There are some positive elements--above all, the return to an emphasis on development assistance and a reduction of the military-aid component. But this may be the bill's undoing. President Reagan was outraged. His spokesman insisted that this neglect of arms "is not in keeping with the real need and threat we face." That statement was faithful to policies that have, over the last four years, tilted the balance of aid to favor bullets.
Lest they be accused in next year's election of coddling communism, however, Democrats have rushed in this legislation to join almost every anti-Marxist action in sight with a strong likelihood of doing more harm than good.

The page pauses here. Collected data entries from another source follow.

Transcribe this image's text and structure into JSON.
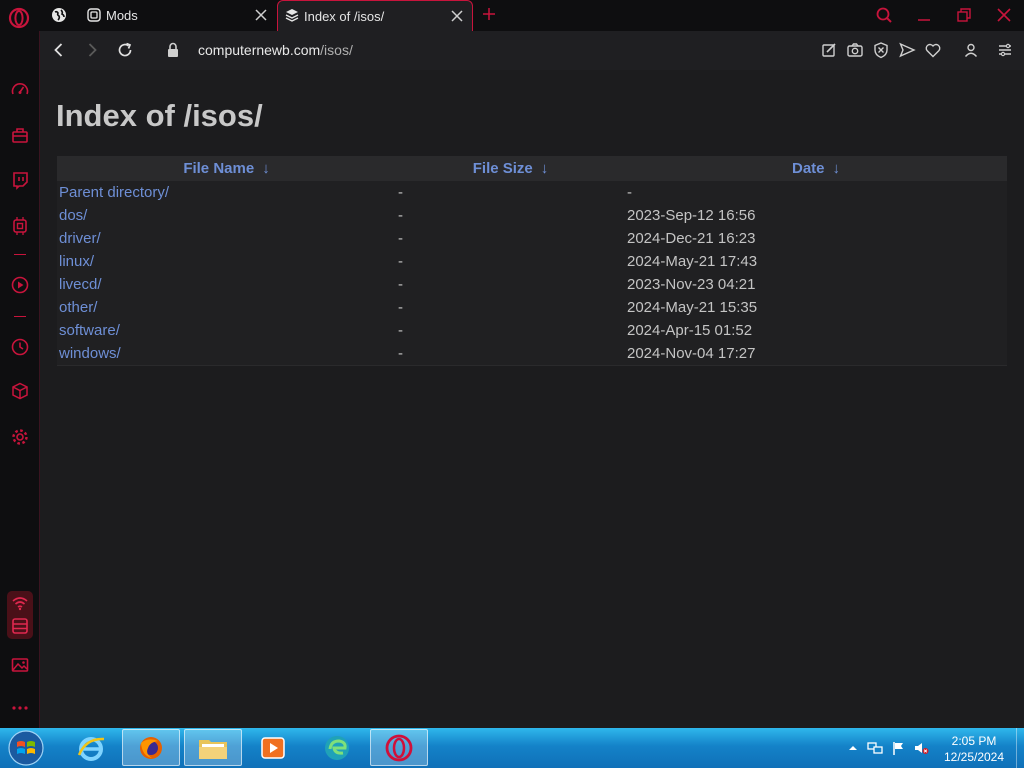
{
  "tabs": [
    {
      "label": "Mods"
    },
    {
      "label": "Index of /isos/"
    }
  ],
  "address": {
    "host": "computernewb.com",
    "path": "/isos/"
  },
  "page": {
    "title": "Index of /isos/",
    "columns": {
      "name": "File Name",
      "size": "File Size",
      "date": "Date",
      "sort_arrow": "↓"
    },
    "rows": [
      {
        "name": "Parent directory/",
        "size": "-",
        "date": "-"
      },
      {
        "name": "dos/",
        "size": "-",
        "date": "2023-Sep-12 16:56"
      },
      {
        "name": "driver/",
        "size": "-",
        "date": "2024-Dec-21 16:23"
      },
      {
        "name": "linux/",
        "size": "-",
        "date": "2024-May-21 17:43"
      },
      {
        "name": "livecd/",
        "size": "-",
        "date": "2023-Nov-23 04:21"
      },
      {
        "name": "other/",
        "size": "-",
        "date": "2024-May-21 15:35"
      },
      {
        "name": "software/",
        "size": "-",
        "date": "2024-Apr-15 01:52"
      },
      {
        "name": "windows/",
        "size": "-",
        "date": "2024-Nov-04 17:27"
      }
    ]
  },
  "taskbar": {
    "time": "2:05 PM",
    "date": "12/25/2024"
  },
  "colors": {
    "accent": "#c8143c",
    "link": "#6e8fd6",
    "background": "#1c1c1e",
    "taskbar": "#1482c8"
  },
  "icons": {
    "sidebar": [
      "speed-dial-icon",
      "shopping-icon",
      "twitch-icon",
      "chip-icon",
      "player-icon",
      "history-icon",
      "box-icon",
      "settings-icon",
      "network-icon",
      "storage-icon",
      "gallery-icon",
      "more-icon"
    ],
    "toolbar": [
      "edit-icon",
      "camera-icon",
      "shield-icon",
      "send-icon",
      "heart-icon",
      "profile-icon",
      "menu-icon"
    ],
    "taskbar": [
      "windows-start-icon",
      "internet-explorer-icon",
      "firefox-icon",
      "file-explorer-icon",
      "media-player-icon",
      "edge-icon",
      "opera-icon"
    ]
  }
}
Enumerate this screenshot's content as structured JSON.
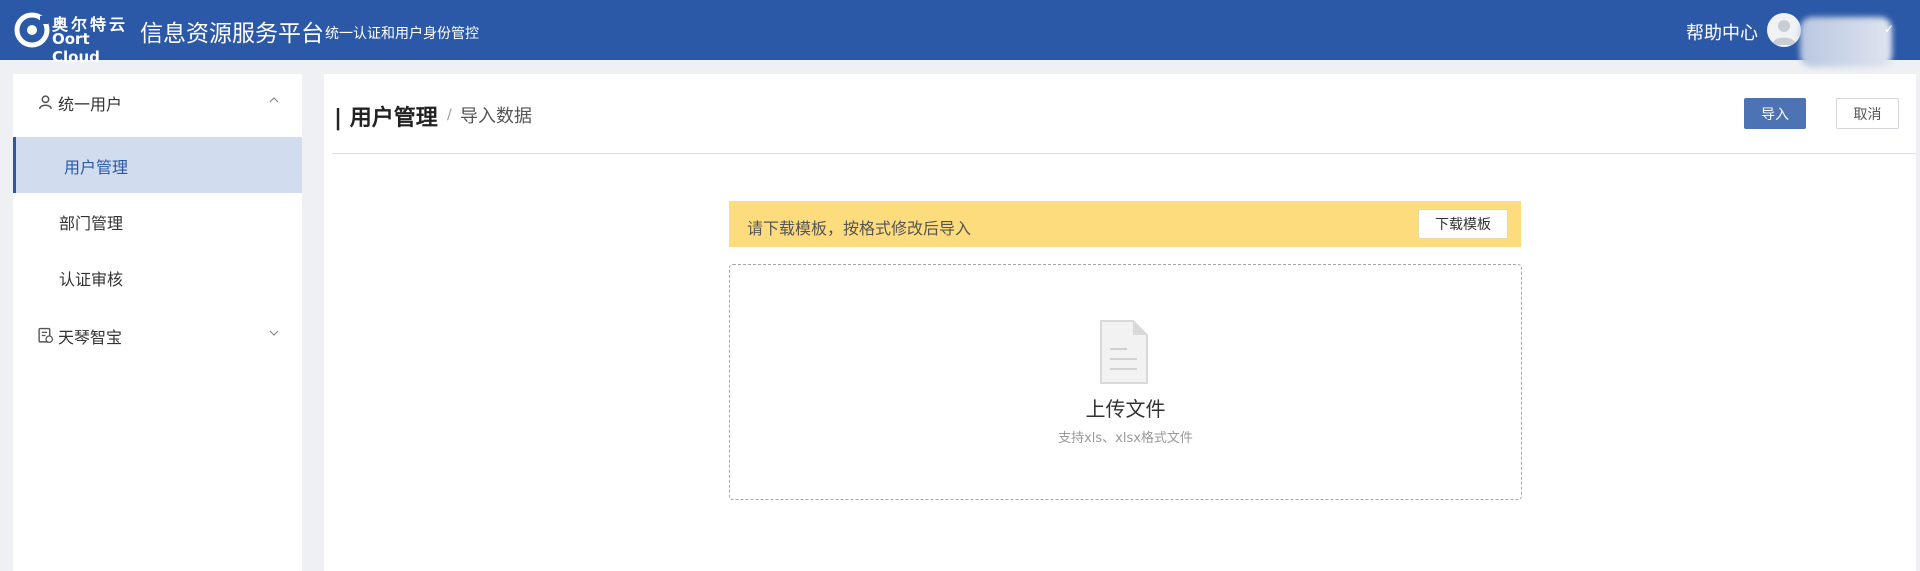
{
  "header": {
    "logo_cn": "奥尔特云",
    "logo_en": "Oort Cloud",
    "app_title": "信息资源服务平台",
    "app_subtitle": "统一认证和用户身份管控",
    "help_label": "帮助中心",
    "user_arrow": "✓"
  },
  "sidebar": {
    "groups": [
      {
        "label": "统一用户",
        "icon": "user-icon",
        "expanded": true,
        "items": [
          {
            "label": "用户管理",
            "active": true
          },
          {
            "label": "部门管理",
            "active": false
          },
          {
            "label": "认证审核",
            "active": false
          }
        ]
      },
      {
        "label": "天琴智宝",
        "icon": "document-shield-icon",
        "expanded": false
      }
    ]
  },
  "main": {
    "title": "| 用户管理",
    "breadcrumb_separator": "/",
    "breadcrumb_current": "导入数据",
    "import_button": "导入",
    "cancel_button": "取消",
    "notice": {
      "text": "请下载模板，按格式修改后导入",
      "download_button": "下载模板",
      "background": "#fddc7e"
    },
    "upload": {
      "title": "上传文件",
      "hint": "支持xls、xlsx格式文件",
      "icon": "file-icon"
    }
  },
  "colors": {
    "brand": "#2b58a7",
    "primary_button": "#4e73b5",
    "active_menu_bg": "#d1dcef"
  }
}
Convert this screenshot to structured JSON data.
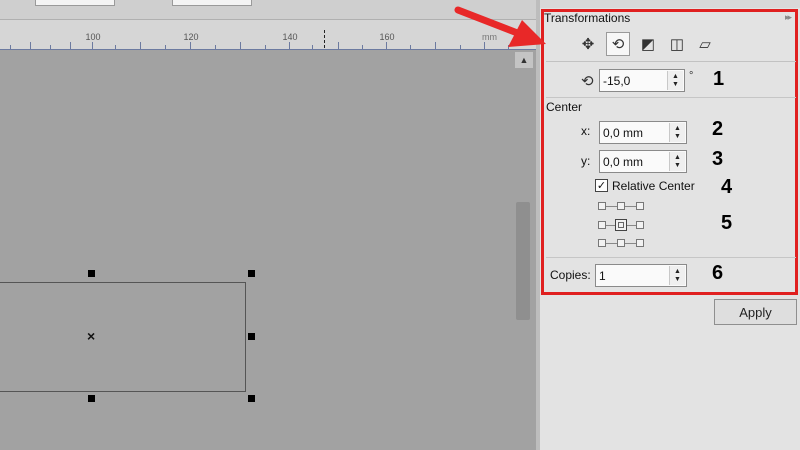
{
  "ruler": {
    "numbers": [
      "100",
      "120",
      "140",
      "160"
    ],
    "unit": "mm"
  },
  "canvas": {
    "center_marker": "×",
    "scroll_up_glyph": "▲"
  },
  "panel": {
    "title": "Transformations",
    "collapse_glyph": "▸▸",
    "tabs": [
      {
        "icon": "position-icon",
        "glyph": "✥"
      },
      {
        "icon": "rotate-icon",
        "glyph": "⟲"
      },
      {
        "icon": "scale-mirror-icon",
        "glyph": "◩"
      },
      {
        "icon": "size-icon",
        "glyph": "◫"
      },
      {
        "icon": "skew-icon",
        "glyph": "▱"
      }
    ],
    "rotation": {
      "icon": "rotate-icon",
      "glyph": "⟲",
      "value": "-15,0",
      "unit": "°"
    },
    "center_label": "Center",
    "x_label": "x:",
    "x_value": "0,0 mm",
    "y_label": "y:",
    "y_value": "0,0 mm",
    "relative_center_label": "Relative Center",
    "relative_center_checked": true,
    "check_glyph": "✓",
    "copies_label": "Copies:",
    "copies_value": "1",
    "apply_label": "Apply",
    "spin_up": "▲",
    "spin_down": "▼"
  },
  "annotations": [
    "1",
    "2",
    "3",
    "4",
    "5",
    "6"
  ],
  "colors": {
    "highlight_frame": "#e02020",
    "arrow": "#e82828"
  }
}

The bill would authorize generous funding of guerrilla forces fighting Marxist regimes in Nicaragua and Cambodia, lift present restrictions on aid to the South African-sponsored guerrillas fighting in Angola, and escalate aid to the Afghans resisting the Soviet invasion.
There is bewildering inconsistency as the legislation darts from incredible intrusions into domestic affairs of some states to laissez-faire handouts. Aid to Mozambique would be frozen, for example, until the number of Soviet Bloc advisers was cut--a proposal that ignores improved relations with the West as well as the desperate economic situation that has been worsened by a guerrilla war sponsored by former colonists. Jordan would be denied arms unless it accepted the congressional definition of Middle East good behavior, but Israel would be rewarded with $6-billion basic support over the next two years-- no strings attached. In the sections dealing with population, authority would be granted the President to enlarge his war on abortion at the expense of the most effective international family-planning organizations.
Some of the extremes may be moderated in conference with the Senate, which has adopted a different bill. Perhaps there will be a presidential veto. But neither veto nor conference seems likely to return the United States this year to the historic role that it had played in the postwar period, guiding a broken world to reconstruction and development. Poverty remains the real enemy. Neglecting that fact only deepens the misery of millions.